Wednesday, July 13, 2016

WRITING MANGA AND COMICS--EVEN IF YOU DON'T DRAW (GUEST POST BY DANICA DAVIDSON)



            When I tell people I have a manga book out and a Barbie comic book coming out, the response is usually the same, “Oh, so you draw!”
            To which I have to explain with embarrassment, “No, I don’t.”
            This is usually followed by confusion, but I’m not in a rare situation. Many times when there are books that involve pictures, one person writes and another person draws. That’s true when it comes to manga and comic books.
           
I read comics as a kid, and when I was a teen, I READ them voraciously, especially manga (Japanese comics). From there I started writing about manga for places like MTV, CNN, The Onion, Publishers Weekly and Booklist, and for a while I adapted manga into English for an American publishing company. This background allowed me to sell my first book, Manga Art for Beginners, even though I’m not an artist.

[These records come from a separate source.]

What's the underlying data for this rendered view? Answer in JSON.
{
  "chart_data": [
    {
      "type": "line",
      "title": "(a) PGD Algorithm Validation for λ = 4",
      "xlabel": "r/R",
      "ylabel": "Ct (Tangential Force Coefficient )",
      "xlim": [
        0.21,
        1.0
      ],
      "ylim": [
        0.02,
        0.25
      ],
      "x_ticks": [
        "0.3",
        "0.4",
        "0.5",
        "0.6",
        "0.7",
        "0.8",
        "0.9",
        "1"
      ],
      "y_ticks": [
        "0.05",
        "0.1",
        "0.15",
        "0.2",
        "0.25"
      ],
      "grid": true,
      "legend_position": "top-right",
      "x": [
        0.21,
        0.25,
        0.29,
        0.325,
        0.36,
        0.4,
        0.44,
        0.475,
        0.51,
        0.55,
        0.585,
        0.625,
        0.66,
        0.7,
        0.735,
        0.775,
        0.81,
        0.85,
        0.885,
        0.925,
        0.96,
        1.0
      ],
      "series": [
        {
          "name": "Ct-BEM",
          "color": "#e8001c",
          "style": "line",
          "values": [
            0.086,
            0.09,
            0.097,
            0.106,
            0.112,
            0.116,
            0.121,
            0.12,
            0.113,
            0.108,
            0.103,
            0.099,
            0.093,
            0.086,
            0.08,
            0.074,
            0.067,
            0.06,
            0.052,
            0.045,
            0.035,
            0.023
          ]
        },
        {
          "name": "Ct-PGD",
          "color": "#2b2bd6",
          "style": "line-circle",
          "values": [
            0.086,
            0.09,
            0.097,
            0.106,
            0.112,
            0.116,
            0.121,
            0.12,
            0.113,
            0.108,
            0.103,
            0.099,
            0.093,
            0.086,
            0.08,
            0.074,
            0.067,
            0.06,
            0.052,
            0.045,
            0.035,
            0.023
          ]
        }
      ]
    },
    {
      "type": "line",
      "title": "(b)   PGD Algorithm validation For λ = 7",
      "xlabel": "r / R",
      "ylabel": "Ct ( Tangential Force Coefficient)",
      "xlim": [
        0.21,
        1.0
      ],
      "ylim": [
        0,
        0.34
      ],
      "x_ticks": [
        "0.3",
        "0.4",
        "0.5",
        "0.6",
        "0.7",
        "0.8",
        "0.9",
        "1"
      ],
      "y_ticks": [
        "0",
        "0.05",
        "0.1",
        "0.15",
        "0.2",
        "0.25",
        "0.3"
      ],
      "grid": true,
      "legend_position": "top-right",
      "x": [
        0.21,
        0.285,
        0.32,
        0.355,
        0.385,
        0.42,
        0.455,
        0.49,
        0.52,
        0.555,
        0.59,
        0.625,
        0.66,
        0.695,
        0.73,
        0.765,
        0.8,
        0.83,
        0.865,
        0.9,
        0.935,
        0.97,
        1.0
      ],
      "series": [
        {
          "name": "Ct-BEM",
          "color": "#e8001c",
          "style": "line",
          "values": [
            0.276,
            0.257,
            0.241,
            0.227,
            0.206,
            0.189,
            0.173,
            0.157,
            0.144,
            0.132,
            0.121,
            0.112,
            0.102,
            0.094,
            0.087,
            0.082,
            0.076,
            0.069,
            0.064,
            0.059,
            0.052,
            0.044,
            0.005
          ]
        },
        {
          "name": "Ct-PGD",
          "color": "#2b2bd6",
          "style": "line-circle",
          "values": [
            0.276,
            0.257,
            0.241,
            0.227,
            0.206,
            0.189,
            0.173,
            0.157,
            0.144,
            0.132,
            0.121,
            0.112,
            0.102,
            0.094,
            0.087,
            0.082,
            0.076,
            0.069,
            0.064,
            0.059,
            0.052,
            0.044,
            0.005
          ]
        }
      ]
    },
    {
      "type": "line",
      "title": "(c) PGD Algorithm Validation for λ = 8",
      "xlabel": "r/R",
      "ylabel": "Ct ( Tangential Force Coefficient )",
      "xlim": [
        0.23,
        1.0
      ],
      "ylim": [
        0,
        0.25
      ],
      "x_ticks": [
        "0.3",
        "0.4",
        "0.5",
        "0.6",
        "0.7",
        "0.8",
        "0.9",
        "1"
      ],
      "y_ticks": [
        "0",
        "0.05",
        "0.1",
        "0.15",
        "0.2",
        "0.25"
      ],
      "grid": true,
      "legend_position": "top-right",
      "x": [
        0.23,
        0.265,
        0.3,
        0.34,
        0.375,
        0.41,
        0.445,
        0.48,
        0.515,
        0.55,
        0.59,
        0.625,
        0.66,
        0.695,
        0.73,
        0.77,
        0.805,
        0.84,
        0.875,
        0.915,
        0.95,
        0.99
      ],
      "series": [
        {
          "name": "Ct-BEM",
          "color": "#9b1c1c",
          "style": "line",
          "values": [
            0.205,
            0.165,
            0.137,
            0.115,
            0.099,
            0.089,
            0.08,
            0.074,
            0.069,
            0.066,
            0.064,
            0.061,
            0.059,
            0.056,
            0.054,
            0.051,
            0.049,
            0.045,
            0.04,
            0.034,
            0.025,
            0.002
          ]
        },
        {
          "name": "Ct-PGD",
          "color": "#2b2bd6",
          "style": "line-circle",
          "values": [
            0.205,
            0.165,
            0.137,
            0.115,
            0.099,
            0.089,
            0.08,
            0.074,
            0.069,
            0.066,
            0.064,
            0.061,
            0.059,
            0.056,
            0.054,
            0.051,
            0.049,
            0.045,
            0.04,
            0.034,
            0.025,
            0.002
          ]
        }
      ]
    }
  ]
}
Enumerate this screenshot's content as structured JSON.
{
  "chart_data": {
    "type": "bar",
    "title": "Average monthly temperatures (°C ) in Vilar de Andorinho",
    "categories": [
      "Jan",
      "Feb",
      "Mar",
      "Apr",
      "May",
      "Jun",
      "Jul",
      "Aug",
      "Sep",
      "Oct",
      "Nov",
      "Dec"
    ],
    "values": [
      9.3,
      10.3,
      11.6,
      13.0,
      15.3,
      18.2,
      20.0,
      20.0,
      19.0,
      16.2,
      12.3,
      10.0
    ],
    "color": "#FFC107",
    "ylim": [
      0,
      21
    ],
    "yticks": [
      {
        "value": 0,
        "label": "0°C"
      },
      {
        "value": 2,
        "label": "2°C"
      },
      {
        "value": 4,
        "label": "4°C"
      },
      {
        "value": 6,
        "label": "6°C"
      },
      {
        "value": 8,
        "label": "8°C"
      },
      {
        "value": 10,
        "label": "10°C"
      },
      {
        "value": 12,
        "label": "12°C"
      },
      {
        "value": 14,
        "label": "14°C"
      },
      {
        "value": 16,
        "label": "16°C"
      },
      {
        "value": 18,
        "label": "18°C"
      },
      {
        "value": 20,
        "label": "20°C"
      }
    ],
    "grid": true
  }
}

            Here’s how it worked: I sent in a proposal of all the chapters of the book. Because it’s a how-to-draw book, I have it start with basics. Readers learn how to draw eyes, faces and bodies first. Then I move onto common manga character types, like ninja or butlers. I wrote out the book so that it would be very detailed, showing twelve or so steps for each character. This came out of my frustration with other how-to-draw books showing only three or so steps.
            Melanie Westin, the artist I worked with, drew to match what I’d written. We’d talk on the phone maybe once a week and email back and forth with the drawings. After Melanie sent me her drawings, I added more writing, detailing each step as I saw Melanie draw them.
           
The Barbie comic book was a different experience. I queried multiple comic book publishers and Papercutz, which does comic books for kids, wrote back to me. They were working on Barbie titles, so I pitched a story where Barbie, her sisters and their new puppies throw a party to find homes for the local shelter pets. My pitch was approved by both Papercutz and Mattel.
            Then I wrote a script for it. Comic book scripts general go something like this: You number the page and the panel, then give people lines and describe the action. For instance, you say, “Page 1, Panel 1.” Then you said “BARBIE:...” (or whomever) and put in what she’s saying. Then you give a description of what’s happening in the panel. Next, you would say, “Panel 2" and continue. Page 2 will start with, “Page 2, Panel 1.”
            With the manga book, I worked closely with the artist. With Barbie, Papercutz chose the artist they wanted and the editor has been the go-between for the artist and me. I’ve seen some of the panels, and they look beautiful! Barbie: Puppy Party will be released in September.
           
I also write books that are purely prose. My Overworld Adventures series is known as “books for Minecrafters” because the main character, Stevie, is an eleven-year-old boy living in the Minecraft world who finds a portal to Earth. They books are aimed for middle grade readers, and four books have been released so far: Escape from the Overworld, Attack on the Overworld, The Rise of Herobrine and Down into the Nether. The final two books in the series, The Armies of Herobrine and Battle with the Wither, will be released in September and October, respectively. People also sometimes assume that because of my work in manga and comic books, The Overworld Adventures are illustrated, too, but that’s not the case. For this series, it’s just me writing! If you’re a writer and not an artist, it doesn’t mean you have to stick to just prose writing . . . there are opportunities for you to work with an artist as well!